Core Concepts
Integrating expert annotations in the form of radiologist eye-gaze heatmaps enhances multi-modal contrastive learning in medical imaging.
Abstract
The eCLIP model improves contrastive multi-modal medical imaging analysis by integrating expert annotations, addressing data scarcity and modality gap challenges. It efficiently utilizes scarce expert annotations through mixup augmentation, showcasing consistent improvements in embedding quality across various tasks. The model's operational workflow includes a heatmap processor and mixup strategy without altering the core architecture of CLIP. Through detailed evaluations, eCLIP demonstrates enhanced alignment and uniformity, proving its capability to harness high-quality annotations for enriched multi-modal analysis in the medical imaging domain.
Stats
Models like CLIP have been trained on internet-scale datasets estimated to encompass hundreds of millions of image-text pairs.

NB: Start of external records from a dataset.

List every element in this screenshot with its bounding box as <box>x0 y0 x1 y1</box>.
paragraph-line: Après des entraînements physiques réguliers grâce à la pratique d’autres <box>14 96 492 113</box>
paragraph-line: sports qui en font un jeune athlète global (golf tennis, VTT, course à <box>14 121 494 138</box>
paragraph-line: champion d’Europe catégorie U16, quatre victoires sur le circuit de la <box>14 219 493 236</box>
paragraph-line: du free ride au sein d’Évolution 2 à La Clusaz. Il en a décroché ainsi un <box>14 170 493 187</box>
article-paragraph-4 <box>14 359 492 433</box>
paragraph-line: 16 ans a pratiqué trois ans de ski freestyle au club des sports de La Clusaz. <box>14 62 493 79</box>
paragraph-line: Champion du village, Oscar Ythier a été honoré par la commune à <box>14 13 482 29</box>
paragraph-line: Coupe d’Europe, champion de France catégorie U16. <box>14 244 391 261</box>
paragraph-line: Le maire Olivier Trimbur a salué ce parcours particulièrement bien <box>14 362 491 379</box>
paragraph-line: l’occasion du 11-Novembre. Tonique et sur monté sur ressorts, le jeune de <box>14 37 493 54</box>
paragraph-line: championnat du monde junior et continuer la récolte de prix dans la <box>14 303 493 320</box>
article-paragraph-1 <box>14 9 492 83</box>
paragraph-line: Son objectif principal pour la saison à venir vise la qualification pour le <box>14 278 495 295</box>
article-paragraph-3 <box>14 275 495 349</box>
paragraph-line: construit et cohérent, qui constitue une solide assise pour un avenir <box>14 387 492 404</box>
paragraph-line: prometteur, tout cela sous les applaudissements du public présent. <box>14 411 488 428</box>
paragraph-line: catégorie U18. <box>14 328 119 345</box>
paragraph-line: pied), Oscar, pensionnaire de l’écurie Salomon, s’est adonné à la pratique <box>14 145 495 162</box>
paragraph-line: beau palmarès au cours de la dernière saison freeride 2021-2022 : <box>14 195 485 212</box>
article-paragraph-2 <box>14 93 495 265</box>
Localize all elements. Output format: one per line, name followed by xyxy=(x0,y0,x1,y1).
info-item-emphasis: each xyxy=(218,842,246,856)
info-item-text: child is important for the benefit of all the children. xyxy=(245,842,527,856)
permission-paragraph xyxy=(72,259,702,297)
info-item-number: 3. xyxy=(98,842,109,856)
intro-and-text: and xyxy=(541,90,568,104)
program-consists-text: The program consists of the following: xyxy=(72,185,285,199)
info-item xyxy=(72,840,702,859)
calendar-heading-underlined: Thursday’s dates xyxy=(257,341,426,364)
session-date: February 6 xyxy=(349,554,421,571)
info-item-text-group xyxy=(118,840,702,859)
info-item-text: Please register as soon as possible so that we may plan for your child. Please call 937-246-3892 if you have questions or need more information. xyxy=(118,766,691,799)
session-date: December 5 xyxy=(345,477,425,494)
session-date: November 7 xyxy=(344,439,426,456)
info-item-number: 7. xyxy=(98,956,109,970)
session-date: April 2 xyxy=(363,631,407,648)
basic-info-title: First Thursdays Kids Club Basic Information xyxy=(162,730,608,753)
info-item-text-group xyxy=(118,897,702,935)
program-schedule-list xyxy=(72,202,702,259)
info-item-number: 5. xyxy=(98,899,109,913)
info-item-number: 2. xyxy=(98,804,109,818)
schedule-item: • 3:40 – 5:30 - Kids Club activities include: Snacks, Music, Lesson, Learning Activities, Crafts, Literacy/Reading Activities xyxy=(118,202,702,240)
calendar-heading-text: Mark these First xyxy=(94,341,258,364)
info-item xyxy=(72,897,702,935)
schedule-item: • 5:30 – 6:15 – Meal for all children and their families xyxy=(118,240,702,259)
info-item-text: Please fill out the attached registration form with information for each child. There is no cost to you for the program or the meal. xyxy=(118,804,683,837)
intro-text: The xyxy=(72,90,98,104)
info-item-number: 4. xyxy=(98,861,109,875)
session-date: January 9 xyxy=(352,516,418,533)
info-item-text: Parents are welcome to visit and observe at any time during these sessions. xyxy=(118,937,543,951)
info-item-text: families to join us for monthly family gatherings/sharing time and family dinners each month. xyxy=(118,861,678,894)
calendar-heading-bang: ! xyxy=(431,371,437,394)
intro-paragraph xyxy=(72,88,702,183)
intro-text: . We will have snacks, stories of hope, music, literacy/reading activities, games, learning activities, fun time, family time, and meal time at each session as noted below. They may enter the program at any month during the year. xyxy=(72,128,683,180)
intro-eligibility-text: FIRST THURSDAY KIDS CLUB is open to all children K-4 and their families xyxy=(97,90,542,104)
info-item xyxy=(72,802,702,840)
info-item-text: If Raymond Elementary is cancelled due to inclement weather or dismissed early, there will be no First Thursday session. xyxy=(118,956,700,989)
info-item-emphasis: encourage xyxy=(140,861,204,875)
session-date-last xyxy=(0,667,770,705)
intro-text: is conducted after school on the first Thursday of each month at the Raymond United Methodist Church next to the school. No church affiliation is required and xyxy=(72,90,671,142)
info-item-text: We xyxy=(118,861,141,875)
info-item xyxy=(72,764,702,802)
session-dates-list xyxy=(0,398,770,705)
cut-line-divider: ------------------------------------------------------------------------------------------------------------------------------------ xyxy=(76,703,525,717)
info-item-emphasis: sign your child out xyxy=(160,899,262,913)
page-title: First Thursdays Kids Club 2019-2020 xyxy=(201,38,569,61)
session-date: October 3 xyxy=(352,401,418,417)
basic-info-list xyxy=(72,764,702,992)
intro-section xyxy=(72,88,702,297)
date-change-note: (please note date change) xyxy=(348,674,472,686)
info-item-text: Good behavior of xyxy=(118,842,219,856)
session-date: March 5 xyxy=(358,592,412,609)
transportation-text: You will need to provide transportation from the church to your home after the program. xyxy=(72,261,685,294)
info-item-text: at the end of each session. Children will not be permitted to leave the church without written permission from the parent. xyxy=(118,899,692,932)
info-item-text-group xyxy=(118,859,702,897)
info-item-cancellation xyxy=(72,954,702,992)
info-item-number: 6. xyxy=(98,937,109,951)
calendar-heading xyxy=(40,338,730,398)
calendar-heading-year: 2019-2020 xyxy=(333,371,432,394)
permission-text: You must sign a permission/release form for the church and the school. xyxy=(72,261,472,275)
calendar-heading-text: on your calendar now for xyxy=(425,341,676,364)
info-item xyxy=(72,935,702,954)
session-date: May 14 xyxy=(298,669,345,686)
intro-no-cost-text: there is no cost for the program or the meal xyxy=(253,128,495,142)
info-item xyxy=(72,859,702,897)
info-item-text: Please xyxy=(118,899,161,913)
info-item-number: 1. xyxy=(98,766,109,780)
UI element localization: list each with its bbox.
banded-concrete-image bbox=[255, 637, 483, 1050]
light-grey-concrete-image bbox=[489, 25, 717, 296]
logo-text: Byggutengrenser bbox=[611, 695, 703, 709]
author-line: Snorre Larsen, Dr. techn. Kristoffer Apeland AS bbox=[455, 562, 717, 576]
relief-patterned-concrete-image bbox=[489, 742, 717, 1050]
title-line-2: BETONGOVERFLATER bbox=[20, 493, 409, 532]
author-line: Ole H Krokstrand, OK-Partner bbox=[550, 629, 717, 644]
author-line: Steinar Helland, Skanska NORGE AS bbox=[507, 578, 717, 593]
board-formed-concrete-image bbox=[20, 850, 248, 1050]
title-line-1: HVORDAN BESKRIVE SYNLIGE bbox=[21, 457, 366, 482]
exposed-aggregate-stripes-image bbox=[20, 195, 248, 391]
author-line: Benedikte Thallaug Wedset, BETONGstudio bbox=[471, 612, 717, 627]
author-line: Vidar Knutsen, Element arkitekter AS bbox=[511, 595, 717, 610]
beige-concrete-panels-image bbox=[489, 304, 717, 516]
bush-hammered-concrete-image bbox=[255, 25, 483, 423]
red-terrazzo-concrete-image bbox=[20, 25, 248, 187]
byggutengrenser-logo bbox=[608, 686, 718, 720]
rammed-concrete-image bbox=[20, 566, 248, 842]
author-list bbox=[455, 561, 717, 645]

The Open-I dataset includes X-rays paired with corresponding radiology reports.
The MIMIC-CXR dataset pairs chest X-rays with free-text radiology reports.
The EGD-CXR dataset provides normalized eye-gaze heatmaps for 1080 datapoints.
Quotes
"We introduce eCLIP, an enhanced version of the CLIP model that integrates expert annotations in the form of radiologist eye-gaze heatmaps."
"eCLIP showcases consistent improvements in embedding quality across several tasks."
"Processing the eye-gaze data from radiologists provides heatmaps indicative of clinical interest areas aligned with details present in radiology reports."